PURPOSE OF THE STUDY.
Oral topical steroid therapies with oral viscous budesonide or fluticasone propionate are effective treatment options for eosinophilic esophagitis (EoE) patients, but a comparison between the 2 treatments has not been performed in pediatric patients. This study was designed to compare these 2 treatments.
A total of 68 EoE patients from Connecticut Children’s Medical Center seen from 2010 to 2015.
A retrospective chart review of patients all treated with either swallowed fluticasone propionate or oral viscous budesonide (thickened with either Neocate Duocal or sucralose) for >8 weeks who underwent endoscopy pre- and posttreatment.
Two-thirds cohort responded to topical steroids (65%), with fewer responding to fluticasone (FP) than oral viscous budesonide (OVB) (40% vs 75%, P < .006). Lower posttreatment eosinophils per high-power field (eos/HPF) levels were noted in the OVB treated patients (12±16 eos/HPF) compared with the FP treated group (20±29 eos/HPF). There was also a significantly greater difference in the change of absolute eos/HPF from pre- to posttreatment in the OVB group versus FP (−33 vs −18, P = .047). Asthma was associated with a poorer response in OVB treated patients. The vehicle thickener did not affect outcomes.
The data suggest that treatment with oral viscous budesonide leads to better endoscopic and histologic outcomes than fluticasone. Adherence to treatment and history of asthma are major determining factors in the response to treatments. Using Neocate Duocal as the budesonide delivery vehicle is just as effective as sucralose.

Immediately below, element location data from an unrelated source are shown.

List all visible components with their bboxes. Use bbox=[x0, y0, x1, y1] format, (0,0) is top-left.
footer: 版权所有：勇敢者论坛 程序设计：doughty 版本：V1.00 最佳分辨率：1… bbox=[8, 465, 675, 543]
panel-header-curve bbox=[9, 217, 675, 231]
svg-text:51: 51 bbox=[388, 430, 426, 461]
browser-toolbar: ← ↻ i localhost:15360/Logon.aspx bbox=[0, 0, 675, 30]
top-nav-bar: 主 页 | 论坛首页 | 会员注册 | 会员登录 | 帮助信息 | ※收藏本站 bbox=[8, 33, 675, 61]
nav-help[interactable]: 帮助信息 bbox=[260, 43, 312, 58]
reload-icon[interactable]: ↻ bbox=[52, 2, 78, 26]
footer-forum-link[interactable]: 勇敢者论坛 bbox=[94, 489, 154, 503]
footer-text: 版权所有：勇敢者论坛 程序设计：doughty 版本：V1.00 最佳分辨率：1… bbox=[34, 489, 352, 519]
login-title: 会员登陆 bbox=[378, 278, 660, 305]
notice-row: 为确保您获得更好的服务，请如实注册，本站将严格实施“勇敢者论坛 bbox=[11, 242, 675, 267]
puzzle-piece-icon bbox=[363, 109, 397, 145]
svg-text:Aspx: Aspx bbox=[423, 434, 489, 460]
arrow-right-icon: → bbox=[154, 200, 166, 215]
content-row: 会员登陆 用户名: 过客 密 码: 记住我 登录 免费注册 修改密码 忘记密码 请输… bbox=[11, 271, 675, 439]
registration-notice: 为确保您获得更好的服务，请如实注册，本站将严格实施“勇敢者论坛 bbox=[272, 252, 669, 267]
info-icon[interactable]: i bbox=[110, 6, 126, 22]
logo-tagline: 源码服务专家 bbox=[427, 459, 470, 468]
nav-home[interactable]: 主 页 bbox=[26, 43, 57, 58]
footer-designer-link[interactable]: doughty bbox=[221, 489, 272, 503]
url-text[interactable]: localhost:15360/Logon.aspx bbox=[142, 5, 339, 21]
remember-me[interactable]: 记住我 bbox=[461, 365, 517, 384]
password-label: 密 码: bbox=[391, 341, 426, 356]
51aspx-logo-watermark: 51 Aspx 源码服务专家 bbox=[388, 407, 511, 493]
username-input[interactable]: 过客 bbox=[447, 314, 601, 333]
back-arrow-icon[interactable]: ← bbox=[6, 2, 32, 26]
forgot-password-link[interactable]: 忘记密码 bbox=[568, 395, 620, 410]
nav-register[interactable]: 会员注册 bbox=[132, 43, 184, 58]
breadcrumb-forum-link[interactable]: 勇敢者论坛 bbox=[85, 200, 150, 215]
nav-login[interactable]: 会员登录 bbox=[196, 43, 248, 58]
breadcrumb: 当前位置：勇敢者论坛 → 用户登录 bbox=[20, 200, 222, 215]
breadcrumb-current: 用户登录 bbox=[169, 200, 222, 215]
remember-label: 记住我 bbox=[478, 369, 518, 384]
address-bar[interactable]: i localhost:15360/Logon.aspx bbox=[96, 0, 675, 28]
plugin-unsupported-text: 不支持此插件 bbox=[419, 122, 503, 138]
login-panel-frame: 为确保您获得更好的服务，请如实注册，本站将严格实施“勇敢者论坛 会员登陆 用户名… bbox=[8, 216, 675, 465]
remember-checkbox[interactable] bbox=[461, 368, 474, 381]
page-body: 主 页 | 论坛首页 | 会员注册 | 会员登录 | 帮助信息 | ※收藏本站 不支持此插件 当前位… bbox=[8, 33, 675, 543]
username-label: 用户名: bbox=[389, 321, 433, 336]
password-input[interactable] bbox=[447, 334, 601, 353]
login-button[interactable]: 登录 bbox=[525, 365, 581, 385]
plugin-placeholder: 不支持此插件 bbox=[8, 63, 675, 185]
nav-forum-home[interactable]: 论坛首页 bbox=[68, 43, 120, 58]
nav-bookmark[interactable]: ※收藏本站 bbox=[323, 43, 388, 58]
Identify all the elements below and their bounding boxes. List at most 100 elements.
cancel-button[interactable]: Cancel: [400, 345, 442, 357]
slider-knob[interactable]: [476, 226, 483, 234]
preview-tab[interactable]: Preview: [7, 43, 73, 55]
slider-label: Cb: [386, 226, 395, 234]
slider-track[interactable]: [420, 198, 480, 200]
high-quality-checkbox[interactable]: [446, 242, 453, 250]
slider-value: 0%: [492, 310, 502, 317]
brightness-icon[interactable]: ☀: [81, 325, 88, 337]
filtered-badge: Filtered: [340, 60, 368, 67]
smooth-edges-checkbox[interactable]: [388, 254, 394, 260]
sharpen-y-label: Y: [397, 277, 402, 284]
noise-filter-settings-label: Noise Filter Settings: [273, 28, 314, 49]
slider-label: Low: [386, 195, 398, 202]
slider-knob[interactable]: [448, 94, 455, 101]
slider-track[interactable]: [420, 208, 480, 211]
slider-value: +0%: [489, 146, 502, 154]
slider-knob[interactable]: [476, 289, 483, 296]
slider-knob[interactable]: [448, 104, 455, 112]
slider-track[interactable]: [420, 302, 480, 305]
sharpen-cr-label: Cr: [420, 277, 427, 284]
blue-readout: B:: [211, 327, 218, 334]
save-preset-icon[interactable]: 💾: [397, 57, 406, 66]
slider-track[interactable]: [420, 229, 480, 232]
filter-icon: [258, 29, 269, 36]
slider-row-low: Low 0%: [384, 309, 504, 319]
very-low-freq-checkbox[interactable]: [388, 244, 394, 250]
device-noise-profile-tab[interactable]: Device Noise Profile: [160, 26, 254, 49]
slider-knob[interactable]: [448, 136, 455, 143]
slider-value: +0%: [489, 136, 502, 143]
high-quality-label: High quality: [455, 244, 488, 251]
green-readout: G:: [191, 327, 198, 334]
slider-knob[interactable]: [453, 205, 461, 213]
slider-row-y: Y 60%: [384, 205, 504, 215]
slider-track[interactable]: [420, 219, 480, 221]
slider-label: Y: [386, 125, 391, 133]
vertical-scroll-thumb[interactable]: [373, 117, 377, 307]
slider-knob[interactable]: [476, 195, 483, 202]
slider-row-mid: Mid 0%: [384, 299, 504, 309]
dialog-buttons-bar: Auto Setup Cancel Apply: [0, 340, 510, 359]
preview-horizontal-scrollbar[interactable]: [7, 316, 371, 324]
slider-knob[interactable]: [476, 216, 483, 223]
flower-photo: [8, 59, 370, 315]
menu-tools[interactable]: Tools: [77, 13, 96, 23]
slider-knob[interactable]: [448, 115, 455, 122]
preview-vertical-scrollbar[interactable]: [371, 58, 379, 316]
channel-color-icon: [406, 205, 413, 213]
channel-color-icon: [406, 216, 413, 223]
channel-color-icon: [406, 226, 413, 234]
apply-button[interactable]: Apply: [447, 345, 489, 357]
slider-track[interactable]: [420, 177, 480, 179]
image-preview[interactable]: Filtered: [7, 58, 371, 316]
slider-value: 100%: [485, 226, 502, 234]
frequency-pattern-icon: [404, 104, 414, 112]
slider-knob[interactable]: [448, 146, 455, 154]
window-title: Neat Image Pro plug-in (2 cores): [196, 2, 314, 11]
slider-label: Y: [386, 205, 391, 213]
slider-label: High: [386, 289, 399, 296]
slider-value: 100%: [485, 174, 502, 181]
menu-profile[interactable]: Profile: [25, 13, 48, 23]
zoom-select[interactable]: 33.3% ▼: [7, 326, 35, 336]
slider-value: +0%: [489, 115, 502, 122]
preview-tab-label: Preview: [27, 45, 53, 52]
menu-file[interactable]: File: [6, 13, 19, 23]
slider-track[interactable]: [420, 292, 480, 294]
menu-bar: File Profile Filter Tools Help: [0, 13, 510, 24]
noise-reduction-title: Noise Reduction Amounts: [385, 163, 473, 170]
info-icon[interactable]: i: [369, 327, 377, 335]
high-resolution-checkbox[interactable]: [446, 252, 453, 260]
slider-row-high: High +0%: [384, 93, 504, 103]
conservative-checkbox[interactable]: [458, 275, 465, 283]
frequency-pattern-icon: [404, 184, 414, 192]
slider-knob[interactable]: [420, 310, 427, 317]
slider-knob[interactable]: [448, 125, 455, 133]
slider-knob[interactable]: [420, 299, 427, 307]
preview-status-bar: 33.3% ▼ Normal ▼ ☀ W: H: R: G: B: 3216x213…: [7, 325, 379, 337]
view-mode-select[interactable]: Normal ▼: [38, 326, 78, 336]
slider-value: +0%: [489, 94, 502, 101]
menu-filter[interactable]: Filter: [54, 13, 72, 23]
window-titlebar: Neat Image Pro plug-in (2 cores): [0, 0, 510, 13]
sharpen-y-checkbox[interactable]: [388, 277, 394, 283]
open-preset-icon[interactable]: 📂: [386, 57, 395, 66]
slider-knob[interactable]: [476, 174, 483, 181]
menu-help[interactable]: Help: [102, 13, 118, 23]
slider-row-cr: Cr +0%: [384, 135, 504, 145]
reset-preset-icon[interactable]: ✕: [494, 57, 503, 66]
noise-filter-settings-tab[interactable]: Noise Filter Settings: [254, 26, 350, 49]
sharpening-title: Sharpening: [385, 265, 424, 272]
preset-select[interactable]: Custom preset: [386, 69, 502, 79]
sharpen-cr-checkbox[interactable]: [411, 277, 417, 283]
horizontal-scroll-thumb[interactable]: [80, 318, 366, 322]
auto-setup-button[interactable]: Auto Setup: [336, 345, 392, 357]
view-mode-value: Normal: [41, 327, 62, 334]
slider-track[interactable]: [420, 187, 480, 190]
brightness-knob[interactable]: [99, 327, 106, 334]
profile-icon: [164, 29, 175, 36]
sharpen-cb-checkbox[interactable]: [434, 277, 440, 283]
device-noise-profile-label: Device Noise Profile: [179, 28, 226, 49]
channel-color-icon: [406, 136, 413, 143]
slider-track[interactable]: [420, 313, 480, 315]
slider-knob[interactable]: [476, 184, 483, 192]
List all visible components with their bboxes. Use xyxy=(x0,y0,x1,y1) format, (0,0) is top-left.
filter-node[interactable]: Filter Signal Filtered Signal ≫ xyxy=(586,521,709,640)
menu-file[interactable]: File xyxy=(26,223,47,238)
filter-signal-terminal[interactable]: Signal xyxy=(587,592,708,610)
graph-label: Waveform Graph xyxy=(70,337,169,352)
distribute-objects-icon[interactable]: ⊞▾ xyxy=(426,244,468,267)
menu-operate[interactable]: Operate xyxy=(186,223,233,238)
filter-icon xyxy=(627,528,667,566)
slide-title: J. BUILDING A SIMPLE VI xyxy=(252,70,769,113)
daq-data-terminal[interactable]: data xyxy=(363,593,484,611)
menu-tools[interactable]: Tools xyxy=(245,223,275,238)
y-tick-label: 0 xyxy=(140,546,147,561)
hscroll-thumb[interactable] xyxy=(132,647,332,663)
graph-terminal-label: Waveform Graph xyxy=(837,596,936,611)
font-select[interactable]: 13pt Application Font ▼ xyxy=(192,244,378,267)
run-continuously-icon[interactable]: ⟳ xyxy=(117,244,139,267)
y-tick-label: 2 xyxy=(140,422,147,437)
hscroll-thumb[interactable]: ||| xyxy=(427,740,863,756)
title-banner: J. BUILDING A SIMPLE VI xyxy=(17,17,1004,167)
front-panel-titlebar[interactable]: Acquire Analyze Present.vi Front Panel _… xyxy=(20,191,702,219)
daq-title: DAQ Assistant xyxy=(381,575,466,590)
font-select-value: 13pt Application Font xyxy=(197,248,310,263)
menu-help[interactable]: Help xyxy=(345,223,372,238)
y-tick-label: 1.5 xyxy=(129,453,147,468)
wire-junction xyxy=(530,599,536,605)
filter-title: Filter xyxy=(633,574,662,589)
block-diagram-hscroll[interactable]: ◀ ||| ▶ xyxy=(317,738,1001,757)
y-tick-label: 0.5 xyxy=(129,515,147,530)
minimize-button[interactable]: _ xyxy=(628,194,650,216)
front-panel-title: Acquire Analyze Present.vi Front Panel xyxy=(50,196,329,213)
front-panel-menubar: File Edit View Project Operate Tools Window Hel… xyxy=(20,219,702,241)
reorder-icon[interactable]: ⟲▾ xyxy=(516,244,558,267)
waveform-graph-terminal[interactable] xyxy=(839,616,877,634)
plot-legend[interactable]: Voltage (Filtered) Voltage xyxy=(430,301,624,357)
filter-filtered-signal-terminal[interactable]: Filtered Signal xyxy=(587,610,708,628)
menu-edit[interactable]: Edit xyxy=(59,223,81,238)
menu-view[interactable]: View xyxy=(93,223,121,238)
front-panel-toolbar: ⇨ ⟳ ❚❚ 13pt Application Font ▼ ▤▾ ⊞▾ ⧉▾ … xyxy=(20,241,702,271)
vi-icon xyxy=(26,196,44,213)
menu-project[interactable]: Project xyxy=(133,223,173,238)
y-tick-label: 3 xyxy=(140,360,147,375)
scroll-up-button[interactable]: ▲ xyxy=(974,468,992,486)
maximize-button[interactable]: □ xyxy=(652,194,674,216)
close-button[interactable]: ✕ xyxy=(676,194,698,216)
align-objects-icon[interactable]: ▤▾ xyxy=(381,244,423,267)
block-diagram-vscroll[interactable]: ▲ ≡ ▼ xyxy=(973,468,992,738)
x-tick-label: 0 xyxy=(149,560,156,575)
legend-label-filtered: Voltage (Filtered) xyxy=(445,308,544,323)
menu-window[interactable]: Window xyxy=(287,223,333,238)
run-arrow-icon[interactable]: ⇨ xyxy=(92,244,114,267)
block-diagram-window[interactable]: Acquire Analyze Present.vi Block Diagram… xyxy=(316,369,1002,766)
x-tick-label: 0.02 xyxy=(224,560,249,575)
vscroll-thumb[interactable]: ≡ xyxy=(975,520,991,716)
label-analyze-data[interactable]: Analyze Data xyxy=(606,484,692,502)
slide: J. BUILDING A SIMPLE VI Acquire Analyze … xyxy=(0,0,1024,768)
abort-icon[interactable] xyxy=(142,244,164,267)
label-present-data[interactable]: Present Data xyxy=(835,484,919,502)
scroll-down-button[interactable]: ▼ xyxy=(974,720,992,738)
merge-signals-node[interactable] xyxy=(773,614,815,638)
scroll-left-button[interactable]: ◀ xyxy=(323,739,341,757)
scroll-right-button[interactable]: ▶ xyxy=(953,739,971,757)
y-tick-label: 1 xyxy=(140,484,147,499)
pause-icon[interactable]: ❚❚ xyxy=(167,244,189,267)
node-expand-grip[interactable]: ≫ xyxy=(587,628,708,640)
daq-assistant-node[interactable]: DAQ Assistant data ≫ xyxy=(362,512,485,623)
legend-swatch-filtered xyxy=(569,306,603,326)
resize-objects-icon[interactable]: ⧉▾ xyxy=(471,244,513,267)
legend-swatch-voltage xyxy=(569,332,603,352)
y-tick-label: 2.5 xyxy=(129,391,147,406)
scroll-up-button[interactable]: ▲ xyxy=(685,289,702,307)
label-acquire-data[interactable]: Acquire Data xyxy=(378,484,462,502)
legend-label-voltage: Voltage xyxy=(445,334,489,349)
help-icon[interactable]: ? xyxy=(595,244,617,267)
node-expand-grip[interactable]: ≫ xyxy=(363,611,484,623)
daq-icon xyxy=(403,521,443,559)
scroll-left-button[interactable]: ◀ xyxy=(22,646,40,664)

This is the first study to directly compare the efficacy of topical steroid therapies in EoE. The limitations of this study include the retrospective nature and the potential selection bias, as the patients included in the study were treated based on provider preference, a past history of treatment success or failure, patient preference, insurance issues, or other reasons that could impact the measured response rates. In addition, the compliance with treatment was not assessed.